Two animated series and a film later, the DC Universe series produced by James Wan, Michael Clear, and Len Wiseman shows ample potential of a superhit series and taps into the true nature of the character


                            DC's 'Swamp Thing' TV series promises to leave you looking over your shoulder in gripping horror

Spoiler Alert

'Swamp Thing' is straight up scary. And when one of the executive producers is James Wan, the brains behind 'Insidious' and 'Conjuring', expect nothing short of shivers. DC has already dished out some impressive shows in the form 'Titans' and 'Doom Patrol', and now with the 'Swamp Thing' series, the DC Universe is expanding to new grounds.

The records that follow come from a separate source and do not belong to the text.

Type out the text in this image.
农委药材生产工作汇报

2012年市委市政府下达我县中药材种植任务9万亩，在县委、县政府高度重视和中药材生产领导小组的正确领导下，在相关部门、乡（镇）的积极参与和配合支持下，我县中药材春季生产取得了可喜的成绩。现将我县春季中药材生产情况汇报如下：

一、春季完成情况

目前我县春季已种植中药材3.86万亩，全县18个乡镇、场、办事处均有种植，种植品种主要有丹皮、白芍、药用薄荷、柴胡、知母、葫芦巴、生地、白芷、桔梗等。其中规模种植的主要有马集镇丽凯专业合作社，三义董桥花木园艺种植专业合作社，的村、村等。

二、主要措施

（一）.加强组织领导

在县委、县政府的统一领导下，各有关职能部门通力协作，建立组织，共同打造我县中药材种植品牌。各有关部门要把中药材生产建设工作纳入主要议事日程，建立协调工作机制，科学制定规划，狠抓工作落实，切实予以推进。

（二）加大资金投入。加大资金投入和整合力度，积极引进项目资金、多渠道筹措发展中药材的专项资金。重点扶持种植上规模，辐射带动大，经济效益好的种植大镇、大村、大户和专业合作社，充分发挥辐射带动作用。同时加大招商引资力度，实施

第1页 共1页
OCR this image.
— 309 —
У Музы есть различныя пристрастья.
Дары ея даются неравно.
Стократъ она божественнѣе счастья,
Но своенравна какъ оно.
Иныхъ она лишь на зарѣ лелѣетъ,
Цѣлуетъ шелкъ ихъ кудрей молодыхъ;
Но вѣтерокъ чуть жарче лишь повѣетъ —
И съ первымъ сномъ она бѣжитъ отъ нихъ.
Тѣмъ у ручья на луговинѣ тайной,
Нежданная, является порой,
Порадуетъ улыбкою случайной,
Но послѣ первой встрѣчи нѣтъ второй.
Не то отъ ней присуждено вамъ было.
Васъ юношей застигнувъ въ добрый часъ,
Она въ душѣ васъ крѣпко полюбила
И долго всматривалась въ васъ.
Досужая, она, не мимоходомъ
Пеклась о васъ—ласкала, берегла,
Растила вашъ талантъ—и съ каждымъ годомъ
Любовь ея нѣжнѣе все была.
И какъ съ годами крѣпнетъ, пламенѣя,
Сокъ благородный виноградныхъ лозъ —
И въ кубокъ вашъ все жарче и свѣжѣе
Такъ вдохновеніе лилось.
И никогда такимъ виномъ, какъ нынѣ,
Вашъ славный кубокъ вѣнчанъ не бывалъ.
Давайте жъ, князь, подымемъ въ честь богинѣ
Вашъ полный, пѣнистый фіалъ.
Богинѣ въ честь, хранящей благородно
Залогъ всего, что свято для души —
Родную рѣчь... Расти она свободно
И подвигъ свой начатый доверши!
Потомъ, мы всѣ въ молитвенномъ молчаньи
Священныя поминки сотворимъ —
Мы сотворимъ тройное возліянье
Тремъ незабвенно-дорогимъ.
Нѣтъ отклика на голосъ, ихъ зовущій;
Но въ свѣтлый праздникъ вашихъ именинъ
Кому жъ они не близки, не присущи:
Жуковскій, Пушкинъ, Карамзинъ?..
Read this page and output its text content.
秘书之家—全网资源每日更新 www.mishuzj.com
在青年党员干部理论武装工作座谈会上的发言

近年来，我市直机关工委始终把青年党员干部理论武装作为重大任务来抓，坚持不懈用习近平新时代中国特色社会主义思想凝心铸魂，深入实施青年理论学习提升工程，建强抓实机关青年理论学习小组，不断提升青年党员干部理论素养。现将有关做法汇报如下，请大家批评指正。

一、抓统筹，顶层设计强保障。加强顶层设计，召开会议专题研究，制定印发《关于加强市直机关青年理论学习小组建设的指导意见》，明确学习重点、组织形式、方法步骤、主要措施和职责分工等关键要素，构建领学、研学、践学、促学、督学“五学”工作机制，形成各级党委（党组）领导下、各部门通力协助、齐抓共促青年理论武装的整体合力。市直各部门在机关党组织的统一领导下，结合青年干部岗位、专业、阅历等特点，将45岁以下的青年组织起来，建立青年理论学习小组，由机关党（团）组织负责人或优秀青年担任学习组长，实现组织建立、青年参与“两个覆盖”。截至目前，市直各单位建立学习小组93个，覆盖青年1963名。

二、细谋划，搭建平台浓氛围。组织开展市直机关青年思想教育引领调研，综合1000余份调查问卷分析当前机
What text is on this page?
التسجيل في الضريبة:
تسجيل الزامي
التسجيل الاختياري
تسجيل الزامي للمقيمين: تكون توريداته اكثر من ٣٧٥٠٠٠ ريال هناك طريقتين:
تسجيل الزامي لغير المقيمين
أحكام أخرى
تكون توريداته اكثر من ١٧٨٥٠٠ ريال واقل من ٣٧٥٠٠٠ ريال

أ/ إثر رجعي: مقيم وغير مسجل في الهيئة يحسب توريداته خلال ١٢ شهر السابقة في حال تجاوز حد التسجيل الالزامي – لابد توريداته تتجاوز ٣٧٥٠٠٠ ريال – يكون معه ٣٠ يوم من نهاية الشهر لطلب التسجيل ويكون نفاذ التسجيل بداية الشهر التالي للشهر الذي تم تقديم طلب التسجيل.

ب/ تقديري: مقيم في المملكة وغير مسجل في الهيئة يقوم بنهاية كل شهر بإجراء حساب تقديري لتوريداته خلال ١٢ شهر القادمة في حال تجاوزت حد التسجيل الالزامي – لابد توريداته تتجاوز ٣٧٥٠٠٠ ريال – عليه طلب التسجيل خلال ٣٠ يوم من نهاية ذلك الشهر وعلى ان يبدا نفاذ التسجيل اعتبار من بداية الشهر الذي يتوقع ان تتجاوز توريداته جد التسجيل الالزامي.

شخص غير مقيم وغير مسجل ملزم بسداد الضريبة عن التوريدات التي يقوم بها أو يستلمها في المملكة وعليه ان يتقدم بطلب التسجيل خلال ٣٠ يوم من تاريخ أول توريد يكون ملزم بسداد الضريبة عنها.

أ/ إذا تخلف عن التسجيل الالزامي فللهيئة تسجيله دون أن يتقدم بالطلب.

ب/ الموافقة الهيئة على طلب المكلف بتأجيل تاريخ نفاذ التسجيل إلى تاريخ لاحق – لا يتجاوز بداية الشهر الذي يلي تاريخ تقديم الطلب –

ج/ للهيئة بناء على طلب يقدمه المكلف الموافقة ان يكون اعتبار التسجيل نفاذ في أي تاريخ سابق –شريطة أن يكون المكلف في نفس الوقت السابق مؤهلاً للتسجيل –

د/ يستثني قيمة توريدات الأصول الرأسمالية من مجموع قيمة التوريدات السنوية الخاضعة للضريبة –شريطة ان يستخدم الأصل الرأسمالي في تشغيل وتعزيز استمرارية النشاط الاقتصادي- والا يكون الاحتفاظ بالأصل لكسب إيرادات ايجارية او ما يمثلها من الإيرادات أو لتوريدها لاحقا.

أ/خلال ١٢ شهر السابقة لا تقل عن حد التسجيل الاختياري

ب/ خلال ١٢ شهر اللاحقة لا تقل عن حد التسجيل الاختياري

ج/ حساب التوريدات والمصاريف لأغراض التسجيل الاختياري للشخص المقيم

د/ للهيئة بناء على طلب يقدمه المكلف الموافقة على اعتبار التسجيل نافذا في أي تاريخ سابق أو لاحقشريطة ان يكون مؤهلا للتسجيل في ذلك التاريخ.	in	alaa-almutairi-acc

What hits you while watching the first episode is the tone. It's dark, it's gritty and it gives you the unshakeable feeling that something nasty is lurking around the corner.

Much like the trailer suggests, the show centers around a place called Houma in Louisiana where people are falling sick and dying mysteriously. Abby Arcane (Crystal Reed) plays a CDC investigator who returns to her hometown to find a solution and teams up with biologist Alec Holland (Andy Bean) to figure out what trouble is brewing in the swamp.

The first episode takes its time and does a splendid job in establishing that there is something grisly in the town. Starting from a young girl falling sick to a corpse going full-zombie, there is enough horror to send chills down your spine but the show still manages to keep you glued to your screens. The thing, in all its glory, isn't exactly your average hulking, gross monster, but instead, comes across as a defined beast that has an element of eeriness to it. 

'Swamp Thing' is almost believable. Don't be surprised if you, at some point, come across a swamp and have an unshakeable feeling that something might just suck you in. It is commendable that the creators have managed to emulate this feeling of fear and heightened tension in the live-action thriller series.



 

 

The pilot, however, starts off slow and maintains its steady pace until the final few minutes of the episode, similar to other series' pilots that reveal an origin story. Reed is convincingly impressive as a troubled detective seeking to get over the fact that she couldn't save a loved one in the past. The show also mirrors the 'Lexcorp in Superman' storyline with a similar evil organization choking the city that demands an investigation.

Again, with the somber tone and the Swamp Thing in itself setting the platform for a good show, the few damp squibs in the series are the unnecessary conversations and the flashbacks that could probably have come in a bit later in the storyline. Nevertheless, the slow buildup is to probably add to the aesthetics. You can never tell.

DC Universe has dished out quality content so far. We can never forget the 'Titans' and if anything, 'Swamp Thing' shows a lot of promise and potential of becoming a staggering hit show. 'Swamp Thing' comes to the DC Universe on May 31.